Outrora já nos manifestamos no sentido de apontarmos diversas irregularidades, legais e materiais, nestas intimações. Há, em nosso ver, uma relativa exigência indevida às farmácias, pois se tem notícias de que as distribuidoras, que não efetuaram o pagamento da ST, já foram autuadas pelo fisco paranaense, em centenas de milhares de reais e cuja discussão se encontra ou no tribunal administrativo ou nos judiciais, mas, por sigilo fiscal, esta informação não é divulgada publicamente, sendo esta informação colhida diretamente feita por algumas destas autuadas às farmácias, a fim de auxiliar nas justificativas ao fisco. Desta forma, há um claro bis in idem (mesmo ente federativo tributando duplamente o mesmo fato gerador), enriquecendo sem causa lícita o erário.

Noutra diapasão, também contestamos que esta exigência não é cabível às farmácias, pois no contexto legal (e aqui a explanação seria por demais longa para um artigo) estas não seriam o sujeito passivo desta obrigação.

À par destas exigências, o Paraná editou a Lei Complementar nº 239, publicada em 14 de dezembro de 2021, que permite que as intimadas façam o pagamento do débito entendido como devido pelo fisco, em até 60 parcelas, com a dispensa de 100% da multa. O prazo constante nesta norma para apresentar o pedido de parcelamento está estipulado em 31/12/2021, devendo haver uma prorrogação desta data pela impossibilidade de se cumprir este prazo, havendo já uma previsão desta dilação, mas com autorização do Confaz – Conselho nacional de Política Fazendária.

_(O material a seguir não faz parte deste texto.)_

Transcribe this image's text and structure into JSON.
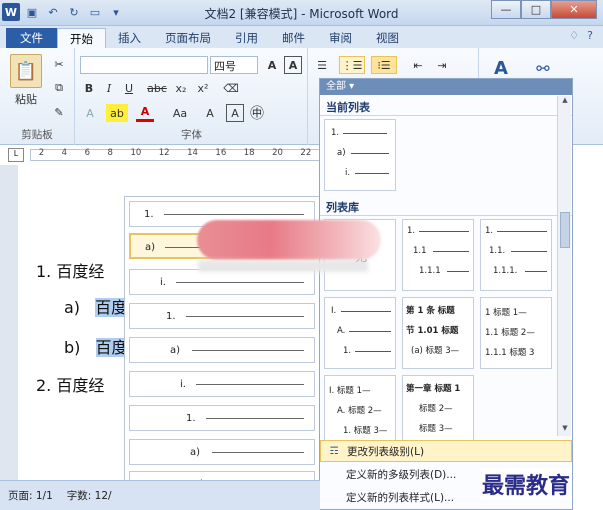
{
  "window": {
    "title": "文档2 [兼容模式] - Microsoft Word",
    "app_letter": "W",
    "min_label": "—",
    "max_label": "□",
    "close_label": "✕"
  },
  "tabs": [
    "文件",
    "开始",
    "插入",
    "页面布局",
    "引用",
    "邮件",
    "审阅",
    "视图"
  ],
  "ribbon": {
    "paste_label": "粘贴",
    "clipboard_group": "剪贴板",
    "font_group": "字体",
    "font_size": "四号",
    "bold": "B",
    "italic": "I",
    "underline": "U",
    "strike": "abc",
    "sub": "x₂",
    "sup": "x²",
    "aa": "Aa",
    "font_a": "A",
    "grow": "A",
    "circle": "㊥"
  },
  "document": {
    "line1_num": "1.",
    "line1_text": "百度经",
    "line2_num": "a)",
    "line2_text": "百度",
    "line3_num": "b)",
    "line3_text": "百度",
    "line4_num": "2.",
    "line4_text": "百度经"
  },
  "ruler_numbers": [
    "2",
    "4",
    "6",
    "8",
    "10",
    "12",
    "14",
    "16",
    "18",
    "20",
    "22"
  ],
  "left_library": [
    {
      "label": "1.",
      "offset": 14
    },
    {
      "label": "a)",
      "offset": 14
    },
    {
      "label": "i.",
      "offset": 30
    },
    {
      "label": "1.",
      "offset": 36
    },
    {
      "label": "a)",
      "offset": 40
    },
    {
      "label": "i.",
      "offset": 50
    },
    {
      "label": "1.",
      "offset": 56
    },
    {
      "label": "a)",
      "offset": 60
    },
    {
      "label": "i.",
      "offset": 70
    }
  ],
  "panel": {
    "filter_label": "全部 ▾",
    "current_list_title": "当前列表",
    "library_title": "列表库",
    "current_tile": {
      "lines": [
        "1.",
        "a)",
        "i."
      ]
    },
    "tiles": [
      {
        "lines": [
          "无"
        ]
      },
      {
        "lines": [
          "1.",
          "1.1",
          "1.1.1"
        ]
      },
      {
        "lines": [
          "1.",
          "1.1.",
          "1.1.1."
        ]
      },
      {
        "lines": [
          "I.",
          "A.",
          "1."
        ]
      },
      {
        "lines": [
          "第 1 条 标题",
          "节 1.01 标题",
          "(a) 标题 3—"
        ]
      },
      {
        "lines": [
          "1 标题 1—",
          "1.1 标题 2—",
          "1.1.1 标题 3"
        ]
      },
      {
        "lines": [
          "I. 标题 1—",
          "A. 标题 2—",
          "1. 标题 3—"
        ]
      },
      {
        "lines": [
          "第一章 标题 1",
          "标题 2—",
          "标题 3—"
        ]
      }
    ],
    "menu": [
      "更改列表级别(L)",
      "定义新的多级列表(D)...",
      "定义新的列表样式(L)..."
    ]
  },
  "status": {
    "page": "页面: 1/1",
    "words": "字数: 12/"
  },
  "watermark": "最需教育"
}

O governo apresentou o pedido de lei lá pelo início do segundo trimestre de 2021, mas a assembleia legislativa demorou até dezembro para fazer a votação. Na prática, isto resulta que antes de fevereiro de 2022 dificilmente este prazo estará esgotado ou até mesmo determinado, mesmo que este pedido já tenha sido apresentado a este órgão regulador (Confaz)

Entendo então que as empresas que estão com estas autorregularizações pendentes ainda de análise pelo fisco, não devem se apavorar em função da edição desta lei como definidora do débito; o fisco ainda deverá ajustar, no meu modesto entendimento, os valores constantes naquelas intimações, pois foi utilizado para os cálculos do débito o PMC – Preço médio ao consumidor, e a LC 239/2021 exige que seja o cálculo efetuado pelo PMPF – Preço médio ponderado ao consumidor final, o qual é menor que o PMC e que exige a pesquisa de mercado dos valores, em tempos pretéritos, para a sua nova mensuração. Ou seja, a intimação apresentada em 2020 deverá, forçosamente, ser recalculada, sob pena de não estar dentro dos ditames na novel lei complementar.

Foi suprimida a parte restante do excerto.